Turkey’s central bank on Thursday sharply hiked its main interest rate to 19 percent to counter rising inflation and the dropping value of the lira, Agence France-Presse reported.
The bank said it has “decided to implement a front-loaded and strong additional monetary tightening” after seeing the annual inflation rate climb to 15.6 percent last month.
The bank’s main rate was increased by a larger-than-expected 200 basis points.
The lira gained 2 percent in value against the dollar moments after the decision was announced.
The Turkish lira has clawed back roughly 15 percent of its value against the dollar since President Recep Tayyip Erdoğan overhauled his economic team and appointed Naci Ağbal as the new central bank governor in November.

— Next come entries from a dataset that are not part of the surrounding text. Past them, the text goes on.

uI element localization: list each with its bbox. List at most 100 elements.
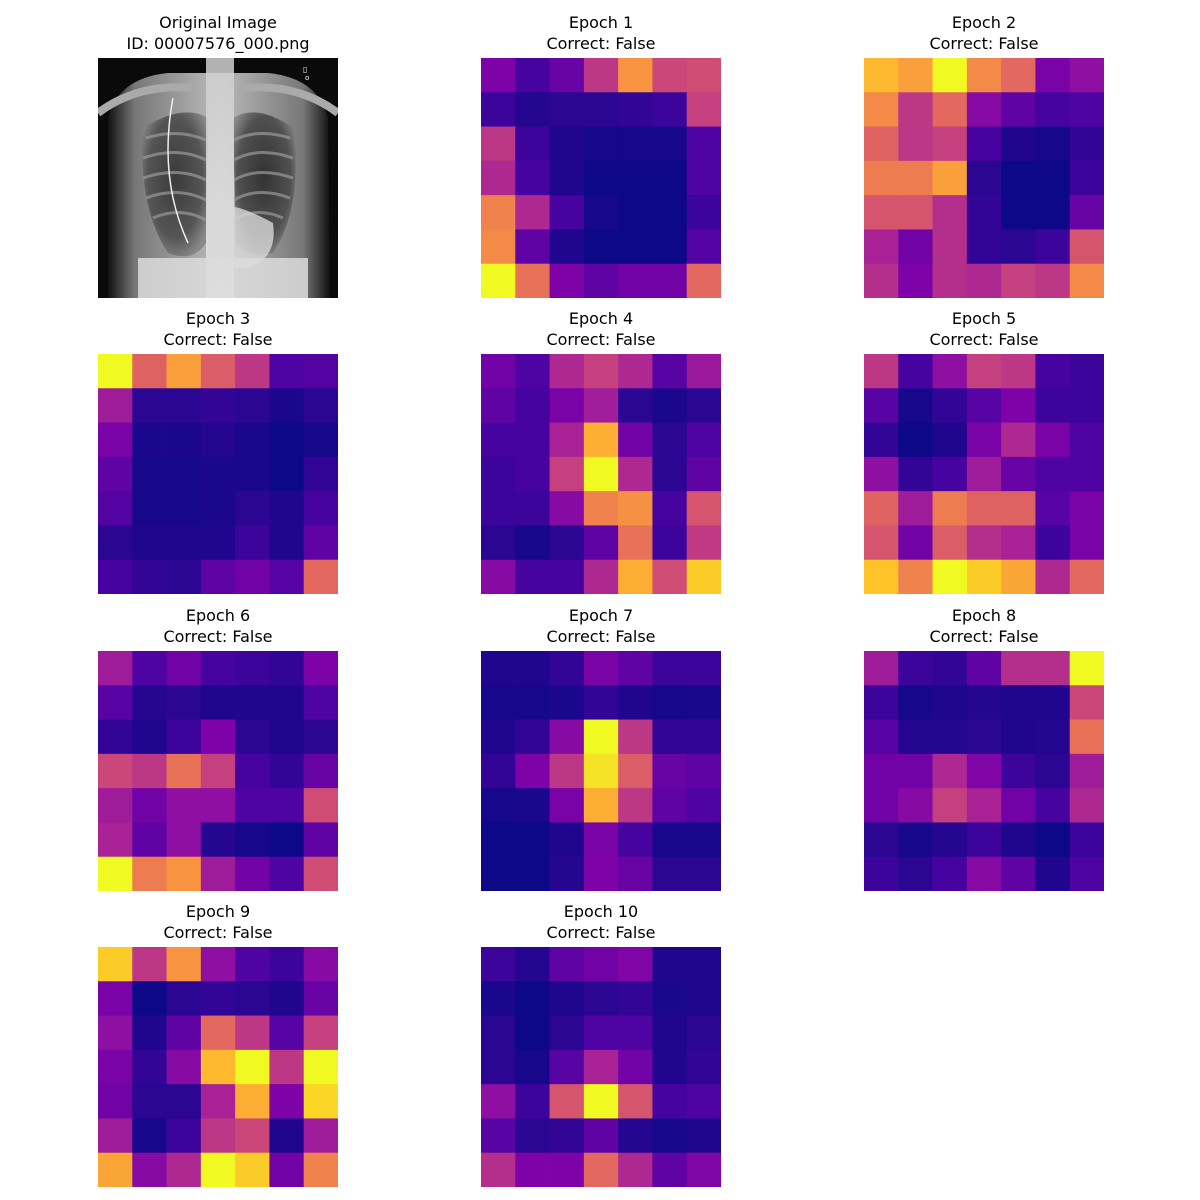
heatmap-cell [898,788,933,823]
heatmap-cell [132,788,167,823]
heatmap-cell [932,422,968,458]
heatmap-cell [1001,354,1036,389]
heatmap-cell [1035,126,1071,162]
heatmap-cell [583,1152,619,1187]
heatmap-cell [515,388,550,423]
epoch-title: Epoch 1 Correct: False [441,12,761,54]
heatmap-cell [618,1084,653,1119]
heatmap-cell [1001,388,1036,423]
heatmap-cell [200,422,236,458]
heatmap-cell [166,788,202,823]
heatmap-cell [515,58,550,93]
heatmap-cell [686,160,721,196]
heatmap-cell [98,1049,133,1085]
heatmap-cell [686,1049,721,1085]
heatmap-cell [481,160,516,196]
original-title-line1: Original Image [159,13,277,32]
epoch-title-line: Epoch 8 [951,606,1017,625]
heatmap-cell [235,981,270,1016]
heatmap-cell [652,456,688,492]
epoch-correct-line: Correct: False [163,923,273,942]
epoch-correct-line: Correct: False [163,330,273,349]
heatmap-cell [1001,525,1036,561]
heatmap-cell [652,981,688,1016]
heatmap-cell [652,422,688,458]
heatmap-cell [618,229,653,265]
heatmap-cell [481,1152,516,1187]
heatmap-cell [481,1015,516,1051]
heatmap-cell [303,822,338,858]
heatmap-cell [652,1049,688,1085]
heatmap-cell [1001,719,1036,755]
heatmap-cell [686,788,721,823]
heatmap-cell [1001,229,1036,265]
heatmap-cell [303,388,338,423]
heatmap-cell [549,719,585,755]
heatmap-cell [200,822,236,858]
heatmap-cell [583,229,619,265]
heatmap-cell [200,525,236,561]
heatmap-cell [864,195,899,230]
heatmap-cell [1069,491,1104,526]
heatmap-cell [269,822,305,858]
heatmap-cell [549,753,585,789]
heatmap-cell [652,195,688,230]
heatmap-cell [583,58,619,93]
heatmap-cell [549,92,585,127]
heatmap-cell [583,788,619,823]
heatmap-cell [549,1084,585,1119]
heatmap-cell [1069,160,1104,196]
heatmap-cell [966,559,1002,594]
heatmap-cell [1001,160,1036,196]
heatmap-cell [864,58,899,93]
svg-text:▯: ▯ [303,65,307,74]
heatmap-cell [549,559,585,594]
heatmap-cell [898,525,933,561]
heatmap-cell [1001,491,1036,526]
heatmap-cell [132,685,167,720]
heatmap-cell [481,456,516,492]
heatmap-cell [132,1118,167,1154]
heatmap-cell [1035,856,1071,891]
heatmap-cell [1001,263,1036,298]
heatmap-cell [549,160,585,196]
epoch-title: Epoch 9 Correct: False [58,901,378,943]
epoch-title-line: Epoch 6 [185,606,251,625]
heatmap-cell [200,1084,236,1119]
heatmap-cell [583,1118,619,1154]
heatmap-cell [481,559,516,594]
heatmap-cell [269,685,305,720]
heatmap-cell [583,719,619,755]
heatmap-cell [898,422,933,458]
heatmap-cell [1001,195,1036,230]
heatmap-cell [932,126,968,162]
heatmap-cell [269,1118,305,1154]
heatmap-cell [132,753,167,789]
heatmap-cell [303,947,338,982]
heatmap-cell [200,354,236,389]
heatmap-cell [515,422,550,458]
epoch-title: Epoch 3 Correct: False [58,308,378,350]
heatmap-cell [303,491,338,526]
heatmap-cell [932,525,968,561]
heatmap-cell [166,1084,202,1119]
heatmap-cell [515,1152,550,1187]
heatmap-cell [235,856,270,891]
epoch-title: Epoch 6 Correct: False [58,605,378,647]
heatmap-cell [132,822,167,858]
heatmap-cell [1069,195,1104,230]
heatmap-cell [618,753,653,789]
heatmap-cell [652,525,688,561]
heatmap-cell [966,753,1002,789]
heatmap-cell [966,388,1002,423]
heatmap-cell [481,92,516,127]
heatmap-cell [98,822,133,858]
heatmap-cell [1035,651,1071,686]
heatmap-cell [549,422,585,458]
epoch-title-line: Epoch 1 [568,13,634,32]
heatmap-cell [200,685,236,720]
original-title-line2: ID: 00007576_000.png [126,34,310,53]
heatmap-cell [618,822,653,858]
heatmap-cell [583,685,619,720]
heatmap-cell [898,229,933,265]
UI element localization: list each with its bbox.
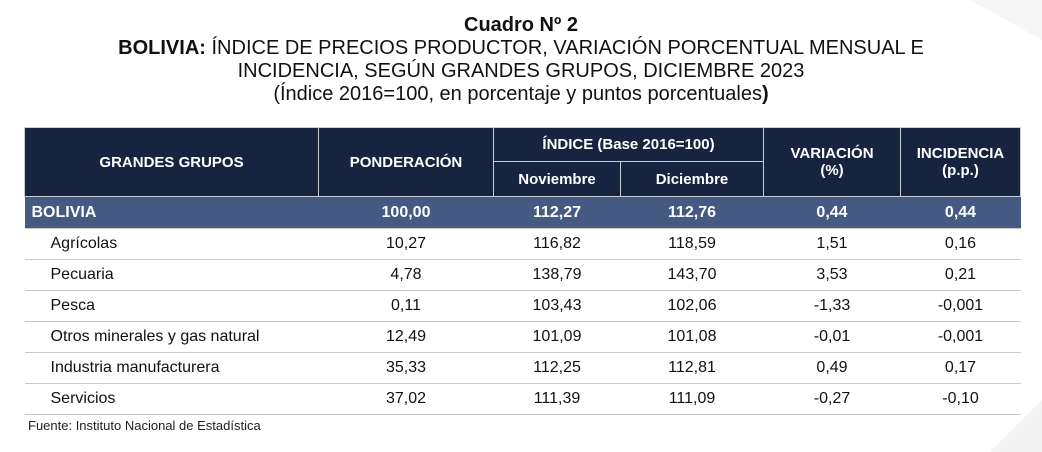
- cell-nov: 103,43: [493, 290, 621, 322]
- source-note: Fuente: Instituto Nacional de Estadístic…: [28, 418, 261, 433]
- cell-dec: 111,09: [620, 383, 764, 415]
- variacion-label: VARIACIÓN: [790, 145, 874, 162]
- cell-var: 0,49: [763, 352, 901, 384]
- cell-dec: 102,06: [620, 290, 764, 322]
- cell-nov: 101,09: [493, 321, 621, 353]
- subtitle-close: ): [762, 83, 769, 105]
- cell-inc: 0,16: [900, 228, 1021, 260]
- cell-var: 0,44: [763, 196, 901, 229]
- cell-inc: 0,21: [900, 259, 1021, 291]
- header-ponderacion: PONDERACIÓN: [318, 127, 494, 197]
- header-grandes-grupos: GRANDES GRUPOS: [24, 127, 319, 197]
- header-indice: ÍNDICE (Base 2016=100): [493, 127, 764, 162]
- cell-inc: -0,001: [900, 321, 1021, 353]
- incidencia-label: INCIDENCIA: [916, 145, 1005, 162]
- table-row-total: BOLIVIA 100,00 112,27 112,76 0,44 0,44: [24, 196, 1021, 229]
- cell-inc: -0,10: [900, 383, 1021, 415]
- table-row: Otros minerales y gas natural 12,49 101,…: [24, 321, 1021, 353]
- cell-name: Pecuaria: [24, 259, 319, 291]
- cell-weight: 4,78: [318, 259, 494, 291]
- cell-var: 1,51: [763, 228, 901, 260]
- cell-inc: 0,44: [900, 196, 1021, 229]
- cell-inc: -0,001: [900, 290, 1021, 322]
- cell-dec: 143,70: [620, 259, 764, 291]
- cell-nov: 112,27: [493, 196, 621, 229]
- cell-weight: 12,49: [318, 321, 494, 353]
- cell-name: Pesca: [24, 290, 319, 322]
- cell-var: 3,53: [763, 259, 901, 291]
- data-table: GRANDES GRUPOS PONDERACIÓN ÍNDICE (Base …: [24, 127, 1021, 415]
- table-subtitle: (Índice 2016=100, en porcentaje y puntos…: [0, 83, 1042, 106]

But rising crude oil prices have pushed up Turkey’s inflation rate more than expected, while growing yields on US Treasuries have forced investors out of riskier emerging markets.
Economists blame Erdoğan’s unorthodox belief that high interest rates cause inflation — instead of slowing it down — for many of Turkey’s current economic problems.
But Ağbal appears to have won Erdoğan’s blessing to keep the policy rate high for some time to ward off inflation and help the lira recover.
“Governor Ağbal is clearly keen to embellish his inflation-fighting credentials and thus was willing to go above and beyond what investors had demanded,” Capital Economic analyst Jason Tuvey said in a research note.
Past central bank managers have burned through most of Turkey’s reserves trying to support the currency while rates remained well below the rate of inflation.
The central bank said its “tight monetary policy stance will be maintained decisively, taking into account the end-2021 forecast target, for an extended period until strong indicators point to a permanent fall in inflation and price stability.”
Turkey hopes to bring down the annual inflation rate to under 10 percent by the end of next year and to 5 percent by the time Erdoğan is next scheduled to face an election in 2023.